「全てが裏目に出たザックジャパン」ブラジルW杯アジア最終予選 ヨルダン-日本

裏の試合であるオーストラリア対オマーンがドローに終わったおかげで、日本は引き分け以上でブラジル行きが決まるチャンスだったのだが、あえなく自滅で悔しい敗戦、切符の獲得は次戦以降に持ち越されてしまった。
試合の先発は、カナダ戦で良かった後半の布陣で来るかと思ったのだが、ザックはあえて本来のベストメンバーに近い形である、前田1トップの香川トップ下、2列目の左に清武を入れた前線にして来たのだが、残念ながらこれがあまり機能しなかった。
意外にも、ヨルダンはあまり前から来ずに日本は比較的中盤でボールを持つことが出来、序盤は清武が香川とのワンツーでPA内でフリーになったり、前田が2度もゴールからの至近距離でヘディングを放つなど、決定的なチャンスを作ったのだが決め切れない。
そこから徐々に、単純なロングボールをヨルダンの前線がフィジカルを生かしてキープし始めると、強引なドリブルを日本の守備陣が止められずにズルズルと下がり、それに釣られて2列目までもが後退して前田が孤立、日本は遅攻しか仕掛けられなくなって、それも丁寧に行き過ぎてシュートを打たずに外へパスを流してみたり、足元でこねたりと、単調な攻撃に終始してしまう。そして前半終了間際にCKから失点・・・
後半からはガッチリ引いてしまったヨルダンに対し、日本の工夫が足りない攻撃はやすやすと受け流され、15分に酒井高徳がアタックに行って交わされた後、吉田も相手を見てしまってそのままドリブルで持ち込まれてあっさりと2点目を献上。吉田の淡白なプレイもそうだが、ここで誰もカバーに入っていなかったところに日本のコンディションの悪さが露呈していた。

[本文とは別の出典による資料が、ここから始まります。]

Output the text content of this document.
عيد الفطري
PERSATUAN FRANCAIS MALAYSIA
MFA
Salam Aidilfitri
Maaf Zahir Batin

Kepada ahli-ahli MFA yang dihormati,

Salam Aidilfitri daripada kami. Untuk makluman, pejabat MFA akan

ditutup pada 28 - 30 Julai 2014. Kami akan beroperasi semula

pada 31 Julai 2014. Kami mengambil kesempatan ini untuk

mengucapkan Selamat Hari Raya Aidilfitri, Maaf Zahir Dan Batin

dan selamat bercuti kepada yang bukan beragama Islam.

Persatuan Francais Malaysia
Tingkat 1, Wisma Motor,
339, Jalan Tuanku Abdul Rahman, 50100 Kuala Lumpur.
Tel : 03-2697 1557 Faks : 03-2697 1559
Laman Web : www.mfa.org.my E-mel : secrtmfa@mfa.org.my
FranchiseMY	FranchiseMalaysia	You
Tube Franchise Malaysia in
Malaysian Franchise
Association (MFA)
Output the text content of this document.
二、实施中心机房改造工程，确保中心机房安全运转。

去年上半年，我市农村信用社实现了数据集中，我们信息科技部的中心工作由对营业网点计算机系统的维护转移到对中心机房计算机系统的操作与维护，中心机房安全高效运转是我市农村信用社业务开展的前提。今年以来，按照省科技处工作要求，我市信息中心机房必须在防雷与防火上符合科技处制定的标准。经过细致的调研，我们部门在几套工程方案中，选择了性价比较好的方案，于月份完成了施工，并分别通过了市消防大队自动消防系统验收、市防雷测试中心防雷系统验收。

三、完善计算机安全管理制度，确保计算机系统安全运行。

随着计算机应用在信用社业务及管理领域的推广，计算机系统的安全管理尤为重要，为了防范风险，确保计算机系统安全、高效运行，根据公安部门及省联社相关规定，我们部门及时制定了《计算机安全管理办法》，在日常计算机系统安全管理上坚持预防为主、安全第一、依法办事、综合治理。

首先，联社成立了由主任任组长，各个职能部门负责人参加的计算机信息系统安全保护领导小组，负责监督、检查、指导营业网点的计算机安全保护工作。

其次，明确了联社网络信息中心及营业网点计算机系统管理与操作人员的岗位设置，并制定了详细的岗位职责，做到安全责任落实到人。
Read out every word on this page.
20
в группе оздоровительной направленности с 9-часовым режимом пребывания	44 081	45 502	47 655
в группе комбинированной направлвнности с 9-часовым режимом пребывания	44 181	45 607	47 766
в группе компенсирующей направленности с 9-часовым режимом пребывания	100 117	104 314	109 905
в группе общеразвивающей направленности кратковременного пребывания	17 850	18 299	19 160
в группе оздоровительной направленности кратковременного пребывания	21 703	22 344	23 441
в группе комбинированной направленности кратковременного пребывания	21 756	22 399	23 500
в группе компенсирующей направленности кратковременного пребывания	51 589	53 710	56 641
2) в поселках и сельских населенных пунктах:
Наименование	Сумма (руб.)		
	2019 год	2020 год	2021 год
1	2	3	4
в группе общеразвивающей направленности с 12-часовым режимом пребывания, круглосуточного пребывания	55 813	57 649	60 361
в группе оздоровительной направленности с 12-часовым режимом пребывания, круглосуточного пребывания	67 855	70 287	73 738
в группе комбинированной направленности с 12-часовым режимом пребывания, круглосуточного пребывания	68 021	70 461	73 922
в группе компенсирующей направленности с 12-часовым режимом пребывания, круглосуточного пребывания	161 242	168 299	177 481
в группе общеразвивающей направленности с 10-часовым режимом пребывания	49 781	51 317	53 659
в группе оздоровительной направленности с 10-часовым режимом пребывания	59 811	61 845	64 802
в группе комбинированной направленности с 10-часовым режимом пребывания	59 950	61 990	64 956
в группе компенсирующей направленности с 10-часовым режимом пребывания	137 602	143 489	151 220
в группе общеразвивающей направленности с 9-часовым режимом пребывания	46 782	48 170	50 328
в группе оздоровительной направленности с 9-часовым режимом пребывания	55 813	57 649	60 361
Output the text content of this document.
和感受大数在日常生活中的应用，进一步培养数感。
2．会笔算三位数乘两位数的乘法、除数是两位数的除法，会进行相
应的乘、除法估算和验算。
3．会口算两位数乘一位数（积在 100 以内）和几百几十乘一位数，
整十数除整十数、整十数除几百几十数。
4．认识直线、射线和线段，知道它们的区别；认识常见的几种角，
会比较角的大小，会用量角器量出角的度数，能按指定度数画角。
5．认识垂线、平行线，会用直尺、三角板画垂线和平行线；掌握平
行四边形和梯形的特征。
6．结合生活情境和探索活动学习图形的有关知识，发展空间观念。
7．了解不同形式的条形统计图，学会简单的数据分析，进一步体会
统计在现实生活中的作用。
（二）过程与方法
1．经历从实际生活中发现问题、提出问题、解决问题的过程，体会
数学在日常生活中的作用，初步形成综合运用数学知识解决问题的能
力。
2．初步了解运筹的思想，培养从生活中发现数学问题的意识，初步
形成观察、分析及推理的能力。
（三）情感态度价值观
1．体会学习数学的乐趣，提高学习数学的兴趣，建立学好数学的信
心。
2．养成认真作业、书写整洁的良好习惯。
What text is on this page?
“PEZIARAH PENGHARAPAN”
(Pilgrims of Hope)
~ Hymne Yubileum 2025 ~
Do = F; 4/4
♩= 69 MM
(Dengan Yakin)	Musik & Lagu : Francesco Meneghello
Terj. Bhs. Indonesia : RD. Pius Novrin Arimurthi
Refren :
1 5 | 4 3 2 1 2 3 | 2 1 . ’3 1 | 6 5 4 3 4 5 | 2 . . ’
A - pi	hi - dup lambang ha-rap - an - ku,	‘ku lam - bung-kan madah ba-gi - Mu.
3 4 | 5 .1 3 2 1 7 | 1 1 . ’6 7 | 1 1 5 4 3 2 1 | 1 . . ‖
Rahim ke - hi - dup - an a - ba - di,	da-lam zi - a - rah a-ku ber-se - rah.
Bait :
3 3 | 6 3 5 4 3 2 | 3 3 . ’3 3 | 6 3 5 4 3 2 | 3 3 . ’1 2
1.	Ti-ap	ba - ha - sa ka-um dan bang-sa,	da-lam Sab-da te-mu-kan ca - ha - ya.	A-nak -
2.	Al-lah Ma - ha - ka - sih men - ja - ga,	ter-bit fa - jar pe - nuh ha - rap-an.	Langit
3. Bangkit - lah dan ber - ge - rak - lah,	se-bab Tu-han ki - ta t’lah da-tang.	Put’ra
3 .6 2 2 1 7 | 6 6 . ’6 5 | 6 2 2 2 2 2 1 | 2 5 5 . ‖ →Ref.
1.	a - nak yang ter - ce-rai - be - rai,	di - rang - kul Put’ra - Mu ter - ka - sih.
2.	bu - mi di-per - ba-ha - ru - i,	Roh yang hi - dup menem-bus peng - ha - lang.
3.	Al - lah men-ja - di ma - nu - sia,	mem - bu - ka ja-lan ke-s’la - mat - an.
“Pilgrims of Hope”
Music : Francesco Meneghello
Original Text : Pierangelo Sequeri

これでようやく日本にも少しエンジンがかかったのか、清武のワンタッチで裏に流した浮き球に反応した香川が流し込み1点差に追いつくと、内田のオーバーラップをヨルダンの選手が倒してしまいPK。しかし職人であるはずの遠藤は、魅入られたかのようにGKのタイミングで打ってしまい失敗。ここも、遠藤が好調であったならばと悔やまれる。
このPK失敗でまた相手が元気付いてしまい、その後は日本がボールを支配するもヨルダンは最後まで足が衰えずに日本の攻撃を跳ね返し続けてタイムアップ。悪いなりに最低限でも引き分けには持ち込めた試合の流れだっただけに、非常に悔しい結果になってしまった。
カナダ戦の出来で懸念はしていたが、前田と長谷部、遠藤、今野、内田のプレイにキレがなく、右利きで左にいるならシュートが期待されているはずの清武がまたも消極的なプレイに終始してしまうなど、結果的にはザックの起用は完全に裏目へと出てしまった。中村憲剛でボランチの不出来をフォローし、マイクでフリックやポストプレイを活かして中盤が前を向く時間を作るプランだったらと思うのだが、想像以上にザックにもプレッシャーがかかって、選手とともに慎重になり過ぎたのかもしれない。
まあ、先発で出ていた選手はそれだけザックの信頼を集めていたのだから、それに答えなければならないのは間違いなく、監督にも選手にも残念な気持ちが残る試合だった。とにかく次はホームで崖っぷちのオーストラリア相手のガチンコ勝負が待っている。今度こそ、万全の状態でスッキリ勝って決めて欲しいものだ。